Bonjour,
Si Jean Cavaillès fut l'un des plus brillants esprits de son temps à s'engager dans la Résistance au nazisme et au régime de Pétain, ce qui le différencie de la plupart de ses collègues intellectuels (Brossolette est une autre exception), c'est l'affirmation d'une volonté d'en découdre physiquement avec l'occupant.
Chaque mouvement avait ses "phosphorants" qui planchaient sur des projets de nouvelle constitution pour l'après-Libération ou assuraient la ligne éditoriale des différents journaux et feuilles clandestines.
Très tôt, Jean Cavaillès voulut s'échapper du rôle dévolu aux chercheurs pour se lancer dans l'action sur le terrain.
Cette attitude atypique n'alla pas sans frictions avec les chefs de Libération-Nord qui avaient encore une vision réductrice du rôle de chaque militant engagé dans le combat résistant. Qu'un des plus talentueux philosophes et mathématiciens d'avant-guerre se mette à organiser des sabotages dans la région Nord suscita des interrogations et des critiques. En gros, Cavaillès reprochait aux autres cadres de Libération-Nord, Henri Ribière et Christian Pineau en tête, de se perdre dans des considérations et des querelles politiciennes qu'il estimait quelques fois un peu vaines en temps de guerre... Il fit le voyage de Londres pour défendre sa conception de la lutte. Il obtint gain de cause, Alya Aglan nous apprend qu'au début 1943, Jean Cavaillès est reconnu par le BCRA comme le chef de Libération-Nord tout en dirigeant le réseau "Cohors". Il est confirmé comme responsable de l'organisation des missions spéciales du mouvement. (recherches d'informations et de renseignements ET sabotages d'installations allemandes.
Mais Pineau ne s'avouait pas battu. Il affirma à Jean Moulin vouloir reprendre la tête de Libé-Nord.
Cavaillès se retrouvait soutenu par Londres mais isolé dans son propre mouvement puisque le Comité directeur de Libé-Nord se désolidarisa de son action.

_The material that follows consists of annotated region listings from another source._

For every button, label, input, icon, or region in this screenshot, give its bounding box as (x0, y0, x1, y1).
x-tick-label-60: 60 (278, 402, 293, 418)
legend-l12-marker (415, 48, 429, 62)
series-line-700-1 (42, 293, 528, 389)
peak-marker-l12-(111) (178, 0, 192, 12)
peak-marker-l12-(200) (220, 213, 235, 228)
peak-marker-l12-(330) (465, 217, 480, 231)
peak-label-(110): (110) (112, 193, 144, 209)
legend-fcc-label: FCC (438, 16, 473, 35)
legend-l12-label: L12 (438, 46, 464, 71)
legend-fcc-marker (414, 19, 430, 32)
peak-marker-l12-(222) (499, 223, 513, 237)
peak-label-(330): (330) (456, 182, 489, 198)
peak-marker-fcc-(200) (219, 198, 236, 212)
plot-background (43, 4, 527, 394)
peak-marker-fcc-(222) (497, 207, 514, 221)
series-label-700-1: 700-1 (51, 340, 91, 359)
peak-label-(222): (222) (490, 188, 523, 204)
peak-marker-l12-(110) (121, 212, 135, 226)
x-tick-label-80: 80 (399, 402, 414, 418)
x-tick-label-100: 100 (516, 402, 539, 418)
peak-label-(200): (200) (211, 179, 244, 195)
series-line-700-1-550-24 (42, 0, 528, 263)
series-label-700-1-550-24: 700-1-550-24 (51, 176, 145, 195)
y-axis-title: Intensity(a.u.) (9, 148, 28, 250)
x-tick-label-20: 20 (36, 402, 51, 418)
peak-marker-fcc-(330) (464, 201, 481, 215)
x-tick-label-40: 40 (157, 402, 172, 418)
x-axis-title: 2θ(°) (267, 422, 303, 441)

Libé-Nord est très en retard par rapport aux autres mouvements pour l'organisation et la préparation du volet paramilitaire; la mission Passy-Brossolette ("Arquebuse-Brumaire") de mars et avril 1943 ne put que le constater. Jean Cavaillès va se charger de rattraper le retard dû aux choix de cadres comme Pineau. Jean Cavaillès est seul face à la lourdeur du mode de fonctionnement du Comité directeur formé de syndicalistes chrétiens, de socialistes que le bouillonnant mathématicien traite de confus, brouillons, vieux et aussi de vieux débris !
La rupture est alors inévitable : pour Alya Aglan, Jean Cavaillès estime "Début 1943, le temps venu pour lui de passer à une troisième phase d'affrontement direct avec l'ennemi. Cavaillès se démarque de plus en plus nettement de l'activité politique, qu'il juge sans doute à la fois prématurée et dépassée. C'est son amie Lucie Aubrac qui "lui fait rencontrer un lieutenant colonel de réserve épatant chef de l'AI (action immédiate). Ce lieutenant colonel (...), ancien de la guerre d'Espagne n'est autre que Louis Forcinal, qui constitue les groupes de renseignements et de sabpoages pour "Cohors" dans l'Eure."
Et Aglan d'ajouter un peu plus loin :
"La conception syndicaliste du combat et celle de Cavaillès et de ses amis se révèle alors incompatibles. Mais il est important de souligner que ces oppositions farouches sont structurelles, même si elles s'incarnent dans des rivalités, voire des ruptures entre des hommes (...) Pour résumer, il faudrait dire : à chacun sa résistance." (p.129)
Jean Cavaillès se trouve en plein accord avec la ligne ordonnée par De Gaulle concernant une résistance intérieure qu'il veut avant tout militaire. Le chef de "Cohors" peut alors affirmer qu'il est sur la même longueur d'ondes que Rex-Moulin.
Il prit part en personne à certaines opérations de sabotage, démontrant son besoin d'action et exprimant aussi la fascination qu'exerçait la lutte paramilitaire sur un intellectuel en rupture de palabres.